William Harvey Research Institute, Queen Mary University of LondonLondon

Title: Functional Lipid Mediator Profiling in Dissecting Disease Pathophysiology


Dr. Romain A. Colas completed his PhD from University of Lyon (France) and postdoctoral studies at Brigham and Women's Hospital and Harvard Institutes of Medicine (USA) with Prof. Charles N. Serhan. His work describing SPM regulation and their actions in various disease settings has lead to several publications in the field of resolution. He is currently a post-doctoral fellow at the recently established Lipid Mediator Unit at the William Harvey Research Institute, Queen Mary University of London (UK). His research efforts are focused on the structural elucidation of n-3 polyunsaturated fatty acid-derived bioactive lipid mediators, assessing their cellular targets and the molecular mechanisms through which they exert their actions in the resolution of inflammation.

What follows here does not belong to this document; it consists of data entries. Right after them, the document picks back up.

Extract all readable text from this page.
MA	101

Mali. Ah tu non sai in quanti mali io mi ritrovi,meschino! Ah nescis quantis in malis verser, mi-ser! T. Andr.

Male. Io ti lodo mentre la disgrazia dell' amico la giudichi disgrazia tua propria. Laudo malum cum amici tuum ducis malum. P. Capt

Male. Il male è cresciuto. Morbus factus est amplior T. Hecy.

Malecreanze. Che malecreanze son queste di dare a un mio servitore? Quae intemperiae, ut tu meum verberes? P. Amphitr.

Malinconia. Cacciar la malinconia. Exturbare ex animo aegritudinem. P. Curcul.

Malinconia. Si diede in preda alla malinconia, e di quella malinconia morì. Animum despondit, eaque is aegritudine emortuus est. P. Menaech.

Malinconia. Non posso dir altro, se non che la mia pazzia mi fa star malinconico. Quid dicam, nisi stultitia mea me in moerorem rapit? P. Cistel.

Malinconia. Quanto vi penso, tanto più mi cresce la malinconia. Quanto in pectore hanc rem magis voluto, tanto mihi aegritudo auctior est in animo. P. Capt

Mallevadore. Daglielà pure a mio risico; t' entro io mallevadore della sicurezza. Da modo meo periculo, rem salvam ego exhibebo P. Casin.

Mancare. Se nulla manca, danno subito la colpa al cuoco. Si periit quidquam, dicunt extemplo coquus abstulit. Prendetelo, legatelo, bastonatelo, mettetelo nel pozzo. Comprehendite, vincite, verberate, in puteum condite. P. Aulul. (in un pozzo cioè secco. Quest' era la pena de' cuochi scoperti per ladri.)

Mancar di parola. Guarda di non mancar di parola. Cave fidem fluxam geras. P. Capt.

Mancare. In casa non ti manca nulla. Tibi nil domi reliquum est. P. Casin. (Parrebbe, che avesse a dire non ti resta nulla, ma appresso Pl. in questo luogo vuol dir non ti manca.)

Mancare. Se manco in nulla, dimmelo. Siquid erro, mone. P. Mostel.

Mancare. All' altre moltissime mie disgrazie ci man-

Uncontrolled Inflammation form an important component of many chronic diseases such as arthritis, asthma, periodontal disease, cardiovascular diseases and neurodegenerative diseases. Using a systems approach with self-limited sterile and infectious inflammatory exudates we mapped tissue events, cell trafficking and protein mediators and identified novel mediators from 3 families of n-3 essential fatty acid (EPA, DPA, DHA), termed resolvins, protectins and maresins. These potent mediators are coined specialized pro-resolving mediators (SPM). Complete structural elucidation and total organic synthesis of SPM demonstrated their functions in vivo in the resolution of acute inflammation in many animal models. Each SPM is structurally and functionally distinct and expedite the duration and magnitude of acute inflammatory response with actions in pico-nanogram concentration range in vivo. Using LC-MS-MS-based lipid mediator-metabololipidomics we also found that the production of these novel molecules is temporally separated from that of the classic eicosanoids in mammalian tissues. In addition, SPM were identified in a number of human tissues including lymphoid organs and milk. We also found that acute supplementation with n-3 and acetylsalicylic acid increases peripheral blood SPM levels and phagocytosis of Escherichia coli by blood leukocytes. SPM are subject to further local conversion by leukocytes, which may lead to their inactivation. We recently identified two novel maresin 1 further metabolites in the context of infection and conducted their structure elucidation. Together these findings indicate that endogenous resolution pathways may underlie prevalent diseases associated with uncontrolled inflammation and provide novel opportunities for patient stratifying using functional profiling and resolution-based pharmacology.